Но Генриетта, влекомая своей ревностью, досадой, униженная тем, что король, словно простой смертный, подглядывал за ничтожной в недавнем прошлом фрейлиной, неслась на волнах своей фантазии. Когда же она приступила к описанию того, как маски прокрались в украшенную, как морской грот, спальню, где почивала дочь Посейдона, терпение у Его величества закончилось. Резкие, злые аплодисменты заставили принцессу остановиться на полуслове; король встал, с грохотом отодвинув массивное кресло. В сопровождении де Сент-Эньяна, не говоря ни слова, не поклонившись никому, Людовик вышел вон, собственноручно отворив дверь и до смерти напугав стоявших снаружи лакеев. До самого Пале-Руайяля он не произнес ни слова, но по тому, как лицо его становилось то смертельно бледным, то пунцовым от душившего его гнева, де Сент-Эньян понял, что чувство его к принцессе умерло. Бедная Генриетта не учла характера своего короля, и не учла силы его разгорающейся страсти.

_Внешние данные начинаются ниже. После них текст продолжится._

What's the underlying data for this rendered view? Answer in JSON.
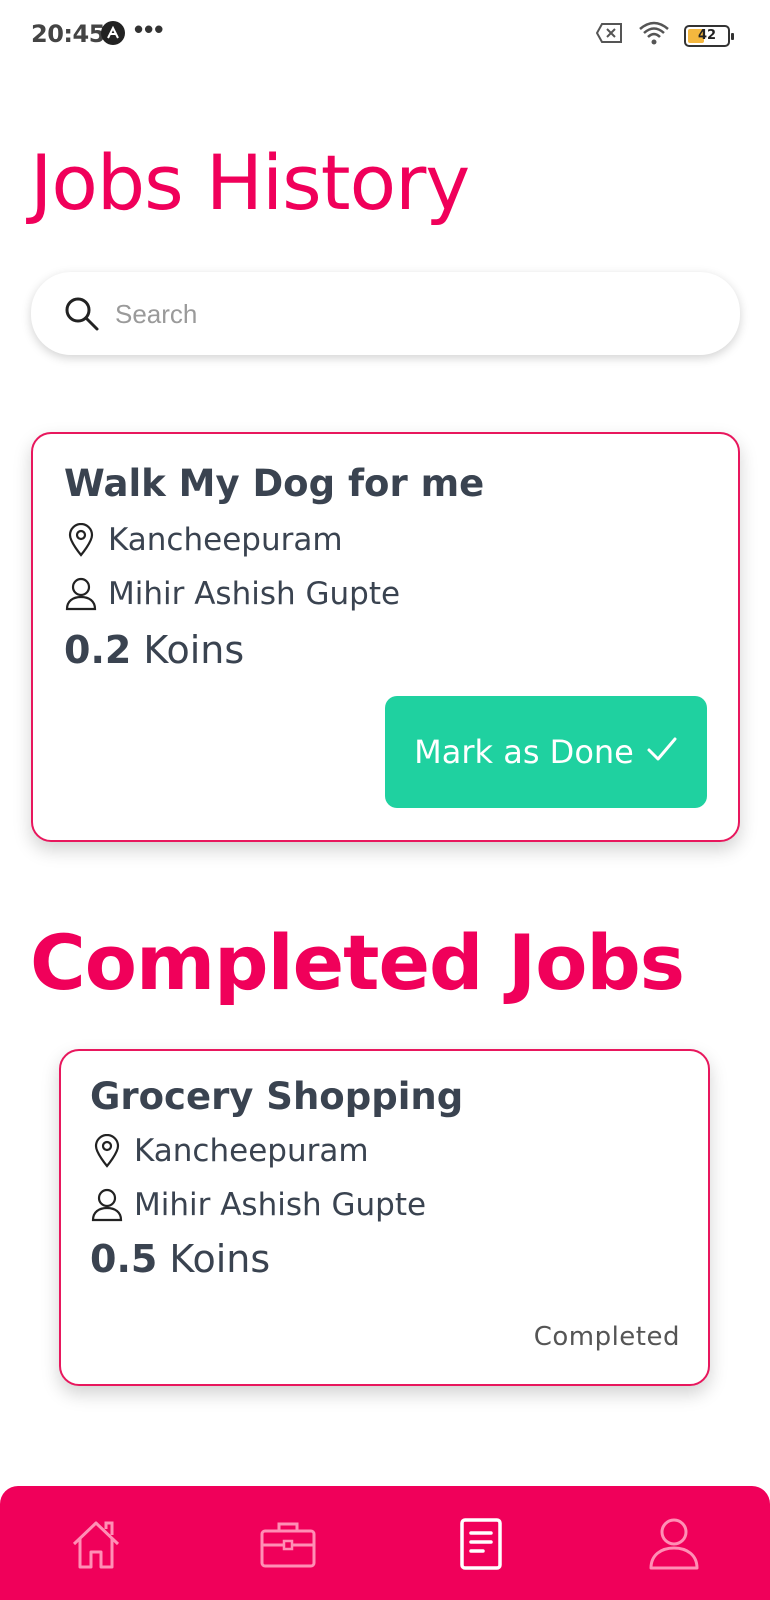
{
  "status_bar": {
    "time": "20:45",
    "dots": "•••",
    "battery": "42",
    "battery_level": 0.42,
    "icons": [
      "app-notification-icon",
      "sim-off-icon",
      "wifi-icon",
      "battery-icon"
    ]
  },
  "page": {
    "title": "Jobs History"
  },
  "search": {
    "placeholder": "Search",
    "value": ""
  },
  "active_jobs": [
    {
      "title": "Walk My Dog for me",
      "location": "Kancheepuram",
      "person": "Mihir Ashish Gupte",
      "koins_value": "0.2",
      "koins_unit": "Koins",
      "action_label": "Mark as Done"
    }
  ],
  "completed_section": {
    "title": "Completed Jobs"
  },
  "completed_jobs": [
    {
      "title": "Grocery Shopping",
      "location": "Kancheepuram",
      "person": "Mihir Ashish Gupte",
      "koins_value": "0.5",
      "koins_unit": "Koins",
      "status": "Completed"
    }
  ],
  "bottom_nav": {
    "items": [
      "home-icon",
      "briefcase-icon",
      "document-icon",
      "profile-icon"
    ],
    "active": "document-icon"
  },
  "colors": {
    "brand": "#f0005a",
    "accent_button": "#1fd1a0",
    "text": "#3a4350"
  }
}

Зачем понадобилась Людовику Луиза, Луиза, которая для него вообще не существовала, когда была у него под боком в роли фрейлины принцессы, король и сам толком не мог ответить. Но она стала чужой женой, матерью и засияла для него неожиданным блеском. Пока он мог взять то, что было рядом, он не проявлял никакого интереса к застенчивой девице, скромной и невзрачной в своих незатейливых туалетах.

Теперь, украшенная брачными узами, счастливая и довольная, она неожиданно стала для него необычайно привлекательной. То, что она была желанна для мужа, сделало ее ослепительной и желанной для Людовика. Чего было больше в этой страсти: зависти или желания избалованного ребенка иметь ту же игрушку, что и у другого? Привычка получать то, на что упал взгляд? Или просто азарт охотника? Это не играло роли: король жаждал получить эту женщину, и у него в голове даже не промелькнула мысль, что на его страсть могут не ответить. Луиза полностью овладела его мыслями, Генриетта стала препятствием к достижению желаемого, и Людовик закусил удила. Даже скандал в собственном семействе уже не останавливал его. Генриетта унизила его своим рассказом, посмела следить за ним, подкупила кого-то, кто был посвящен в его тайну: этого было достаточно, чтобы поставить принцессу на место. Людовик никому не должен давать забыть, что он король, что он владыка всех и каждого в этом государстве. Тех, кто еще это себе не уяснил, он призовет к порядку. Тех, кто решился стать у него на пути, он устранит одним движением царственной руки, как он это сделал с виконтом де Бражелоном. Тех, кто решится воздвигать препятствия у него на пути, он просто уничтожит!

Царственный лев метался по своим покоям, приводя в трепет придворных. Планы мести Генриетте, один другого грандиознее, роились у него в голове. Внезапно Людовик остановился: он понял, что ничего не сможет сделать. Это была первая трезвая мысль за последний час, и она поразила его своей простотой: Генриетта для него никогда не была доступна. Принцесса, из собственного тщеславия, играла им и собой, стараясь убедить и его, Людовика и себя, что они могут быть вместе. Какую же боль они могли причинить своей семье! А он считал себя хорошим сыном!

Луиза - вот достойный предмет для его чувств. Какими глазами она на него смотрела в тот вечер! Муж ее далеко, и он не имеет никакого отношения к королевской семье. Все располагает к тому, чтобы продолжить это приключение. А Генриетта? Ну, что же, она должна же наконец понять, что увлечение античностью может обернуться дурным вкусом.